Migrate to scim2-sdk-common

[duanemay]

com.unboundid.product.scim:scim-sdk (version 2.0.0) is deprecated — the repo is archived, last meaningful work was ~2015, and Ping Identity recommends com.unboundid:scim2-sdk-common as the replacement. The SDK is used only for SCIM filter string parsing in 2 production files and 2 test files — not for SCIM resource representation.

The SCIM 2.0 SDK parses the same basic filter grammar (eq, co, sw, pr, gt, ge, lt, le, and, or) used in UAA, so existing clients sending filter strings are unaffected.

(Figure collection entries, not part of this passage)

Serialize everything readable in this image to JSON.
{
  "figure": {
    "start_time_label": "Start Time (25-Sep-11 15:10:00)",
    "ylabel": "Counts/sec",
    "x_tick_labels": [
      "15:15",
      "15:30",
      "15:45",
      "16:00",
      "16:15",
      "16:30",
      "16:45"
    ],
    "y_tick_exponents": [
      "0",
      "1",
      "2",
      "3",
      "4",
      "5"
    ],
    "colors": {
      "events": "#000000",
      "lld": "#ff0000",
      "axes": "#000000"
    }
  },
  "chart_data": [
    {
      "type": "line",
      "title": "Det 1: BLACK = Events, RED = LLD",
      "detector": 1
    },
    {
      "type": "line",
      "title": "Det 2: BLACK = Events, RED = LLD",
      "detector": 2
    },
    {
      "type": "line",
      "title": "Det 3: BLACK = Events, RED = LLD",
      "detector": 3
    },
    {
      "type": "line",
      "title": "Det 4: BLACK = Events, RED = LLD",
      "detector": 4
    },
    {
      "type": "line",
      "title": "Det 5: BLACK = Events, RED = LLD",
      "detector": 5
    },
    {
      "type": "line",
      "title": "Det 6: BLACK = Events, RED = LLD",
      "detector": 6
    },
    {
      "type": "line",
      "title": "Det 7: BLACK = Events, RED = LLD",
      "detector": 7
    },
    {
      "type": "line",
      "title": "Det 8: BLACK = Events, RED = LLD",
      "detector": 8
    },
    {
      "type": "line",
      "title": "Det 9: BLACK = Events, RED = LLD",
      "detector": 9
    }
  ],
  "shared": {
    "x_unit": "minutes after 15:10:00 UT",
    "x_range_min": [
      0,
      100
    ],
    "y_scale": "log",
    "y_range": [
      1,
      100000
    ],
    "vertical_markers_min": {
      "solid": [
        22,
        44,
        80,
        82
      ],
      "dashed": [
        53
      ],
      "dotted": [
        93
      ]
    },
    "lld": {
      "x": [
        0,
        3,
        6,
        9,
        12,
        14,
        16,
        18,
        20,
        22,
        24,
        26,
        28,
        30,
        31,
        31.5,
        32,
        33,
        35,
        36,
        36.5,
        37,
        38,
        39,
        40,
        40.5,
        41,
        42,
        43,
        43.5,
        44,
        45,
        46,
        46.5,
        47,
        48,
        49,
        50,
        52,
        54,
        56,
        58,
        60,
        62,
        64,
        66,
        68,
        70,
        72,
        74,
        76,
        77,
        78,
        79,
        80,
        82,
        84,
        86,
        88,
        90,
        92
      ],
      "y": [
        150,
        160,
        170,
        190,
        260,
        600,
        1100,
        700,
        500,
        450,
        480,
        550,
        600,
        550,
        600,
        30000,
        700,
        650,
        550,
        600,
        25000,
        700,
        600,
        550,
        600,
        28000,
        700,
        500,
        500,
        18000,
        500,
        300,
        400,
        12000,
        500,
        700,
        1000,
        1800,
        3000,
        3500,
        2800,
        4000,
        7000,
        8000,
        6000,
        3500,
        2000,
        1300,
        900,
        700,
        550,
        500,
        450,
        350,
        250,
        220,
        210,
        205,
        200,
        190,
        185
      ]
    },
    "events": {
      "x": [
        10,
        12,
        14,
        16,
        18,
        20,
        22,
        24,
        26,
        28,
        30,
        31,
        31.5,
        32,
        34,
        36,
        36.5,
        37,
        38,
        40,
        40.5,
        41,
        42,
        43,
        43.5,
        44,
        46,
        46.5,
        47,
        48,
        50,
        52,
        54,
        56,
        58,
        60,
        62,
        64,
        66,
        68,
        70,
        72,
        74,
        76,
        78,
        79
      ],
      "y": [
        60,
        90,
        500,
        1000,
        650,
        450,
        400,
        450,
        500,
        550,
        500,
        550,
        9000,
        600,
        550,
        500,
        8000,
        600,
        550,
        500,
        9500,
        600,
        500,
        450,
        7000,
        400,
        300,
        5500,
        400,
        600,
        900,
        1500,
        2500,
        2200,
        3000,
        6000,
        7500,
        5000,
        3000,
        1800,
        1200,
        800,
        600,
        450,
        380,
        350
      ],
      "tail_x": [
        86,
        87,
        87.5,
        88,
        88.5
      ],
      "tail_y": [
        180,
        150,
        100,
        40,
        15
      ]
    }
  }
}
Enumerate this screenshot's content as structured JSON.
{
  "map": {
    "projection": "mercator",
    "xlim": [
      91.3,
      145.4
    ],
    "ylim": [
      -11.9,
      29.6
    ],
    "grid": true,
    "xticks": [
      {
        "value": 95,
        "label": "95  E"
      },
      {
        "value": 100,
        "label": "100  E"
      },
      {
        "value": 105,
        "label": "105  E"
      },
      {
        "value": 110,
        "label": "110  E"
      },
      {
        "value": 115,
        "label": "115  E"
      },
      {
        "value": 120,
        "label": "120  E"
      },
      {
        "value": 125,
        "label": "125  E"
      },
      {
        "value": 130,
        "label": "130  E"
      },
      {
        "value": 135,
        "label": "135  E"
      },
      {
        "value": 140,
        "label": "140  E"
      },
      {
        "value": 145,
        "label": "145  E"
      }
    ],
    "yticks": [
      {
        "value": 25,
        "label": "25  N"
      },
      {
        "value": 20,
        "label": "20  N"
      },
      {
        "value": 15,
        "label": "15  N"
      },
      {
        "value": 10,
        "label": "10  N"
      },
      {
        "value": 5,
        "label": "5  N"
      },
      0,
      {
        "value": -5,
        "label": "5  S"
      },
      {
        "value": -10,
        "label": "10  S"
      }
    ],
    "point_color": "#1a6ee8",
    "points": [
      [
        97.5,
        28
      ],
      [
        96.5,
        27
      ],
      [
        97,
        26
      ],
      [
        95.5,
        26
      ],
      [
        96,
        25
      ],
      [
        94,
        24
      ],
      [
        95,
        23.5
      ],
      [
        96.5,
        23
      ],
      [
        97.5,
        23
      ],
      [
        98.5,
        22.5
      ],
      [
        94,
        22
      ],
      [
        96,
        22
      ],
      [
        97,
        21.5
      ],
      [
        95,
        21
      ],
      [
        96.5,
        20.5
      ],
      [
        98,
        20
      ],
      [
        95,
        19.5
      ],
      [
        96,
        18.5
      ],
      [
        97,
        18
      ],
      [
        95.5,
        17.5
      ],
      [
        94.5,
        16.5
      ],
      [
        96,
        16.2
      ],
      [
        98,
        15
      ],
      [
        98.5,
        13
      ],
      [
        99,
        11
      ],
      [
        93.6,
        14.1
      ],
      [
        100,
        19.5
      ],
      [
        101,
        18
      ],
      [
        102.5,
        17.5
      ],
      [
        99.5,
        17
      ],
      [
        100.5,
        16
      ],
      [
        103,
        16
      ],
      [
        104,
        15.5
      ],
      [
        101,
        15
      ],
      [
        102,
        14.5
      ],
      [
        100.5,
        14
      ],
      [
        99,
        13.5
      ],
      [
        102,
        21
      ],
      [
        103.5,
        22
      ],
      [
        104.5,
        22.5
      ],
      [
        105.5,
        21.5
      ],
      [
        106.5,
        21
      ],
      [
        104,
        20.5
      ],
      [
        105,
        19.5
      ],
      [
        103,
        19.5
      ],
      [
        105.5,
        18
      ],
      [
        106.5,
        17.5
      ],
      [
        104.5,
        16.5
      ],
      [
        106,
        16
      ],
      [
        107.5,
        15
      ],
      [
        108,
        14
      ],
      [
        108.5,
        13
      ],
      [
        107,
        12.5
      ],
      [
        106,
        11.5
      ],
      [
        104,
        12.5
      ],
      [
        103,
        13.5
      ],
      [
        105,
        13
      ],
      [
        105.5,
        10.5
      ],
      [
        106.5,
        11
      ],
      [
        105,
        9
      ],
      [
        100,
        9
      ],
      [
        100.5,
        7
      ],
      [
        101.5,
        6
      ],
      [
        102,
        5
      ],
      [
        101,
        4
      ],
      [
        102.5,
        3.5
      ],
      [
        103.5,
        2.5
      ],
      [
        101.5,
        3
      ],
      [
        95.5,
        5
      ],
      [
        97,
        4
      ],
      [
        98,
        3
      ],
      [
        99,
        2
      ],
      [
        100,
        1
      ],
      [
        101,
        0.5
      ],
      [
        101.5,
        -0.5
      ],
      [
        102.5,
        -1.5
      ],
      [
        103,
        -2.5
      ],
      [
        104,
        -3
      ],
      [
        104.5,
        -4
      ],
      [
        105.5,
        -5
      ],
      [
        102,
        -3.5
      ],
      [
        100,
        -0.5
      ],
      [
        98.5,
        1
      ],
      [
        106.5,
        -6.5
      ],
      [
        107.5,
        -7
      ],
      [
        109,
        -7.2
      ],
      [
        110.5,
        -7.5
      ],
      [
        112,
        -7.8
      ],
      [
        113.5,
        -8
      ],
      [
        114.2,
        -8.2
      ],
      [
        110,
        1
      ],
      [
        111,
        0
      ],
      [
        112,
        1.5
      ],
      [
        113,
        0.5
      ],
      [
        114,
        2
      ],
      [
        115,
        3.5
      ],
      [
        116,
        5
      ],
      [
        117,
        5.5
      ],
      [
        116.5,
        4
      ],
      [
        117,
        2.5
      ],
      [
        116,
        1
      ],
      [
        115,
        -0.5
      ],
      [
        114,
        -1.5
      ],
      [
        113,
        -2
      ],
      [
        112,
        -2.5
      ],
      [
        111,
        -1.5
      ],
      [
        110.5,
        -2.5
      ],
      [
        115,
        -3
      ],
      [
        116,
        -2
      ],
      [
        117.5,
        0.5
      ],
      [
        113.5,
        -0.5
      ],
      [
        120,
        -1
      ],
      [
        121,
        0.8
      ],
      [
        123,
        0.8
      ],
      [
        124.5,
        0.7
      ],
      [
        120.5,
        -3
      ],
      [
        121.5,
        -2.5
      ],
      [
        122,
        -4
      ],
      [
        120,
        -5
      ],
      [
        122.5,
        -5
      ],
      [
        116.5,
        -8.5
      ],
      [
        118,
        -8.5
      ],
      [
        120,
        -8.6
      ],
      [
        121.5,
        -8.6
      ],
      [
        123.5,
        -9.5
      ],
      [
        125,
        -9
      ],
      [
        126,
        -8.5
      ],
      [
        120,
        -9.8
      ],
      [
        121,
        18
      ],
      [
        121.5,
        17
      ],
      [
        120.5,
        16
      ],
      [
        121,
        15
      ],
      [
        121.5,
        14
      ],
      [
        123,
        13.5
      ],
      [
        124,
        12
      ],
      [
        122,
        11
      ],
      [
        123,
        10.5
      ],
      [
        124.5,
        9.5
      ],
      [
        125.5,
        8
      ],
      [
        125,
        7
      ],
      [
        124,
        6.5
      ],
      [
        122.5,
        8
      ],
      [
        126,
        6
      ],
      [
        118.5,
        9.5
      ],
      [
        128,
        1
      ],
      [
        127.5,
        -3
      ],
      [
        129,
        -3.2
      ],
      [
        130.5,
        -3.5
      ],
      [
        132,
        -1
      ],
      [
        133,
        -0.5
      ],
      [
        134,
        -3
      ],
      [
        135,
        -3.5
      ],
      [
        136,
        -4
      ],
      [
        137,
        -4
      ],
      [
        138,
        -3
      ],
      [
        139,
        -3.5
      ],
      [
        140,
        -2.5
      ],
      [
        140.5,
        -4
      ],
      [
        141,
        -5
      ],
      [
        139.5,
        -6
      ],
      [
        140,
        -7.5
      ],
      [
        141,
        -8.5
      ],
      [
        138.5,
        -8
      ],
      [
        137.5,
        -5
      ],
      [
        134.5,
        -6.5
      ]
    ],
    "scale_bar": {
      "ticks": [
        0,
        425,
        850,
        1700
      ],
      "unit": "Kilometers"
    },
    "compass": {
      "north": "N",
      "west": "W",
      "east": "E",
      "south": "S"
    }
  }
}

SCIM 1.1 SDK is used directly in server/build.gradle.kts:64 with several exclusions hinting at its age.

[Copilot]

Pull request overview

Migrates UAA’s SCIM filter parsing from the deprecated com.unboundid.product.scim:scim-sdk to com.unboundid.product.scim2:scim2-sdk-common, updating production parsing/conversion code paths and adjusting/expanding tests to match the SCIM2 parser’s behavior and stricter syntax validation.

Changes:

• Replace the UnboundID SCIM 1.1 SDK dependency with scim2-sdk-common in Gradle version catalog and module build files.
• Update SCIM filter parsing/conversion in SimpleSearchQueryConverter and UserIdConversionEndpoints to use com.unboundid.scim2.common.filters.Filter, including max filter-depth enforcement.
• Update and expand tests to reflect SCIM2 parsing behavior and add additional malformed/injection-oriented filter cases.

Reviewed changes

Copilot reviewed 9 out of 9 changed files in this pull request and generated 1 comment.

Show a summary per file

File	Description
uaa/src/test/java/org/cloudfoundry/identity/uaa/scim/endpoints/ScimUserEndpointsTests.java	Removes SCIM SDK filter builder usage and updates AssertJ exception assertions.
uaa/build.gradle.kts	Swaps test dependency from legacy SCIM SDK to scim2-sdk-common.
server/src/test/java/org/cloudfoundry/identity/uaa/scim/jdbc/ScimSearchQueryConverterTests.java	Adds parameterized tests for malformed/injection-like filters and updates assertions.
server/src/test/java/org/cloudfoundry/identity/uaa/resources/jdbc/SimpleSearchQueryConverterTests.java	Updates expectations for SCIM2 parser errors and adds depth-limit tests.
server/src/test/java/org/cloudfoundry/identity/uaa/oauth/approval/ApprovalsAdminEndpointsTests.java	Removes legacy SCIM SDK filter construction and simplifies TypeReference; adjusts filter helper.
server/src/main/java/org/cloudfoundry/identity/uaa/scim/endpoints/UserIdConversionEndpoints.java	Switches parsing to SCIM2 Filter, adds depth limiting, and updates operator/type handling.
server/src/main/java/org/cloudfoundry/identity/uaa/resources/jdbc/SimpleSearchQueryConverter.java	Replaces SCIM SDK parsing with SCIM2 Filter, updates SQL generation/value extraction, and enforces max depth.
server/build.gradle.kts	Swaps runtime dependency from legacy SCIM SDK to scim2-sdk-common.
gradle/libs.versions.toml	Adds scim2Sdk/scim2SdkCommon entries and removes the legacy SCIM SDK entry.